E os dias foram passando.
Já lá vai um mês. Hoje estou bem, estou limpo, estou no meu auge.
Largar o acesso à internet em casa foi difícil!
Mas consegui! Rescindi do contrato com o SAPO.
Agora, quando chego a casa, já não me agarro ao computador. Faço-o apenas durante o dia, no escritório.
Em casa leio um livro, uma revista, vejo filmes, masturbo-me violentamente, ou vou tomar um gin tónico ao Bairro Alto… no fundo, qualquer coisa que me tire a cabeça das centenas de emails que chegam continuamente à minha caixa de correio electrónica ou de outras inutilidades que me roubavam o tempo e não me deixavam viver saudavelmente.
Tenho a cabeça no lugar. Sinto que há mais no mundo para além de caracteres num monitor TFT.

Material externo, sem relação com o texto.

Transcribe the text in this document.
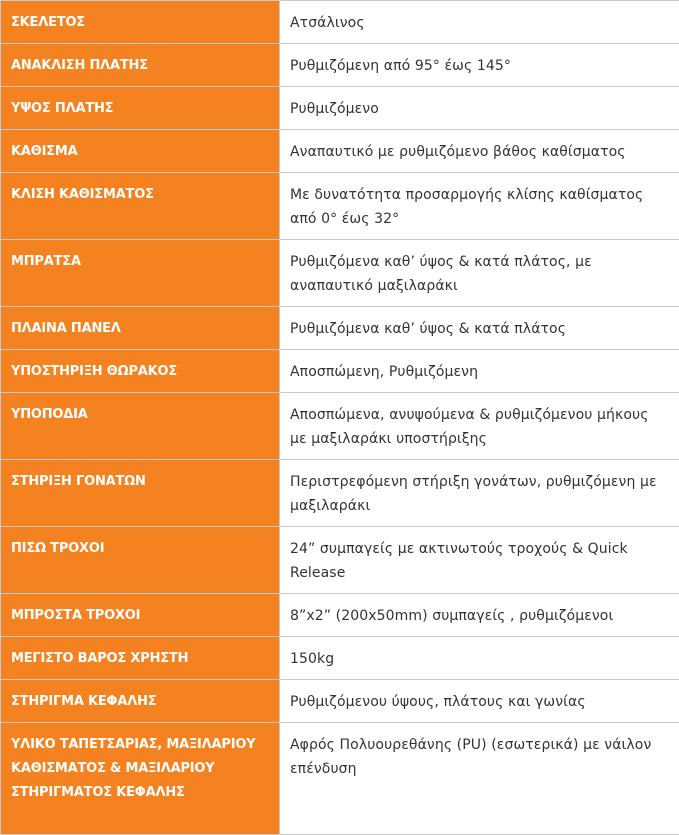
ΣΚΕΛΕΤΟΣ	Ατσάλινος
ΑΝΑΚΛΙΣΗ ΠΛΑΤΗΣ	Ρυθμιζόμενη από 95° έως 145°
ΥΨΟΣ ΠΛΑΤΗΣ	Ρυθμιζόμενο
ΚΑΘΙΣΜΑ	Αναπαυτικό με ρυθμιζόμενο βάθος καθίσματος
ΚΛΙΣΗ ΚΑΘΙΣΜΑΤΟΣ	Με δυνατότητα προσαρμογής κλίσης καθίσματος από 0° έως 32°
ΜΠΡΑΤΣΑ	Ρυθμιζόμενα καθ’ ύψος & κατά πλάτος, με αναπαυτικό μαξιλαράκι
ΠΛΑΙΝΑ ΠΑΝΕΛ	Ρυθμιζόμενα καθ’ ύψος & κατά πλάτος
ΥΠΟΣΤΗΡΙΞΗ ΘΩΡΑΚΟΣ	Αποσπώμενη, Ρυθμιζόμενη
ΥΠΟΠΟΔΙΑ	Αποσπώμενα, ανυψούμενα & ρυθμιζόμενου μήκους με μαξιλαράκι υποστήριξης
ΣΤΗΡΙΞΗ ΓΟΝΑΤΩΝ	Περιστρεφόμενη στήριξη γονάτων, ρυθμιζόμενη με μαξιλαράκι
ΠΙΣΩ ΤΡΟΧΟΙ	24” συμπαγείς με ακτινωτούς τροχούς & Quick Release
ΜΠΡΟΣΤΑ ΤΡΟΧΟΙ	8”x2” (200x50mm) συμπαγείς , ρυθμιζόμενοι
ΜΕΓΙΣΤΟ ΒΑΡΟΣ ΧΡΗΣΤΗ	150kg
ΣΤΗΡΙΓΜΑ ΚΕΦΑΛΗΣ	Ρυθμιζόμενου ύψους, πλάτους και γωνίας
ΥΛΙΚΟ ΤΑΠΕΤΣΑΡΙΑΣ, ΜΑΞΙΛΑΡΙΟΥ ΚΑΘΙΣΜΑΤΟΣ & ΜΑΞΙΛΑΡΙΟΥ ΣΤΗΡΙΓΜΑΤΟΣ ΚΕΦΑΛΗΣ	Αφρός Πολυουρεθάνης (PU) (εσωτερικά) με νάιλον επένδυση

Aprendi a apreciar mais as coisas simples da vida, como dar grandes passeios nocturnos de carro por Lisboa enquanto oiço uma música que gosto ou encandear os outros automobilistas fingindo que me esqueci dos máximos ligados desde que saí de casa.
Não há nada a fazer. Sou um rato lisboeta.
E esta fantástica cidade resgatou-me das garras do submundo electrónico da internet.
A ressaca passou à História.
E agora, outra história começa.




Ao princípio estavas a assustar-me.Ainda bem que eu não moro para os teus sítios.